En 1886, par Regnard P.

Mesdames, messieurs,

Si l'on admet que les sociétés comme les individus peuvent être frappés de maladie, on reconnaîtra sans peine que le mal de notre époque, c'est l'amour exagéré du succès et de la puissance, l'envie d'arriver quand même, le désir immodéré des grandeurs.
Ce qui n'est chez quelques-uns qu'un travers de l'esprit peut atteindre chez d'autres les proportions d'une folie, et c'est ainsi que se trouve constituée une des formes de délire des plus communes et aussi des plus redoutables, puisqu'elle est le symptôme ordinaire d'une incurable démence et d'une dégénérescence prochaine de tout l'individu.
Je dis que cette folie est relativement nouvelle; en effet, les auteurs anciens en parlent peu et pendant que la manie ou la mélancolie sont, de leur part, le sujet de longs développements, c'est à peine s'ils nous signalent le délire ambitieux qui pourtant est un des plus frappants par son incohérence et son invraisemblance prodigieuse.

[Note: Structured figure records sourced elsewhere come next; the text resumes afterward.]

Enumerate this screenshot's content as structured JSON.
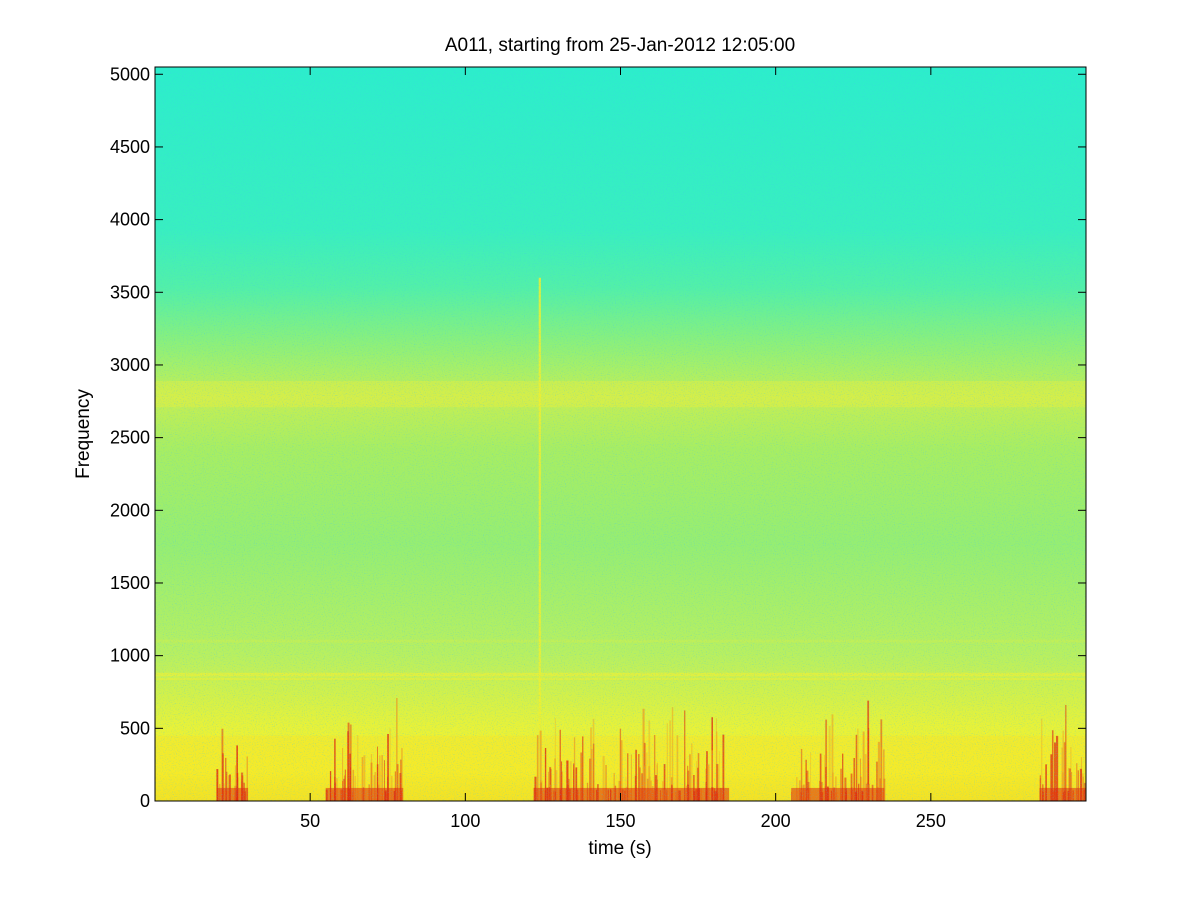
{
  "chart_data": {
    "type": "heatmap",
    "title": "A011, starting from 25-Jan-2012 12:05:00",
    "xlabel": "time (s)",
    "ylabel": "Frequency",
    "xlim": [
      0,
      300
    ],
    "ylim": [
      0,
      5050
    ],
    "xticks": [
      50,
      100,
      150,
      200,
      250
    ],
    "yticks": [
      0,
      500,
      1000,
      1500,
      2000,
      2500,
      3000,
      3500,
      4000,
      4500,
      5000
    ],
    "xtick_labels": [
      "50",
      "100",
      "150",
      "200",
      "250"
    ],
    "ytick_labels": [
      "0",
      "500",
      "1000",
      "1500",
      "2000",
      "2500",
      "3000",
      "3500",
      "4000",
      "4500",
      "5000"
    ],
    "colormap": "jet",
    "grid": false,
    "colors": {
      "background_high_freq": "#2ef0c8",
      "mid_band": "#9cf06a",
      "low_band": "#f2f23a",
      "transients": "#e0200a"
    },
    "features": {
      "horizontal_bands_hz": [
        2800,
        870,
        840,
        1100
      ],
      "strong_vertical_event_s": 124,
      "transient_clusters_s": [
        [
          20,
          30
        ],
        [
          55,
          80
        ],
        [
          122,
          185
        ],
        [
          205,
          235
        ],
        [
          285,
          300
        ]
      ]
    }
  }
}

Nous pouvons attribuer à ce silence relatif deux raisons.
D'abord dans l'antiquité, et chez tous les peuples, beaucoup de ces hommes que nous enfermerions aujourd'hui sur la demande d'un commissaire de police, beaucoup de ces délirants, de ces vaticinateurs qui, s'affirmant inspirés des dieux, annonçaient les événements futurs et menaçaient les rois, ces êtres qui se prétendaient supérieurs à l'humanité et l'intermédiaire entre elle et les puissances d'en haut, ces êtres, dis-je, inspiraient au peuple une sorte de terreur sainte, de respect superstitieux qui les défendaient de l'accusation de démence. Il ne faudrait pas aller bien loin encore aujourd'hui pour trouver au milieu des populations ignorantes de l'Afrique des hommes entourés de la plus respectueuse vénération, des hommes remuant quelquefois les masses, suscitant des révoltes, tenant en échec les armées des plus grandes nations, et qui ne sont que des maniaques ambitieux ou même des paralytiques au début.
Si les fous ambitieux étaient peu connus, c'est donc précisément parce qu'on ne les croyait pas fous et qu'on leur attribuait au contraire une valeur intellectuelle supérieure.
La seconde raison, c'est que le délire des grandeurs est bien l'oeuvre et la caractéristique de notre siècle.
Physiologiquement et philosophiquement, la folie est une; mais les formes en sont déterminées par les circonstances extérieures ou par l'éducation même de l'esprit qui succombe.
Si nous jetons un coup d’œil en arrière, nous voyons que, chez les anciens, la folie prophétique dominait; au moyen âge et à la renaissance, la peur du diable, la possession du malin esprit hantait les cerveaux. Au XVIIIe siècle, nous avons eu les jansénistes et la folie des miracles, puis Mesmer et l'amour du merveilleux. Il n'y a pas quarante ans, nos grand-mères faisaient tourner des tables et des corbeilles, interrogeant sur leurs affaires particulières les Pères de l'Église ou les auteurs du grand siècle qui ne répondaient pas toujours en termes fort congrus.
Aujourd'hui, entrez dans un asile d'aliénés, vous n'y entendrez guère parler de Satan et de sa troupe, on ne sait plus ce que c'est que le Sabbat. On ignore le diacre Pâris et les discussions sur la grâce, et l'oeuvre même d'Allan Kardec n'a laissé que de rares vestiges.
En revanche, on y tremble devant trois choses mystérieuses et terribles: l'électricité, la police et les jésuites. C'est la forme actuelle; que sera celle de demain? Je l'ignore et je ne puis le savoir, puisque je ne sais ce que seront les conditions d'existence de nos descendants.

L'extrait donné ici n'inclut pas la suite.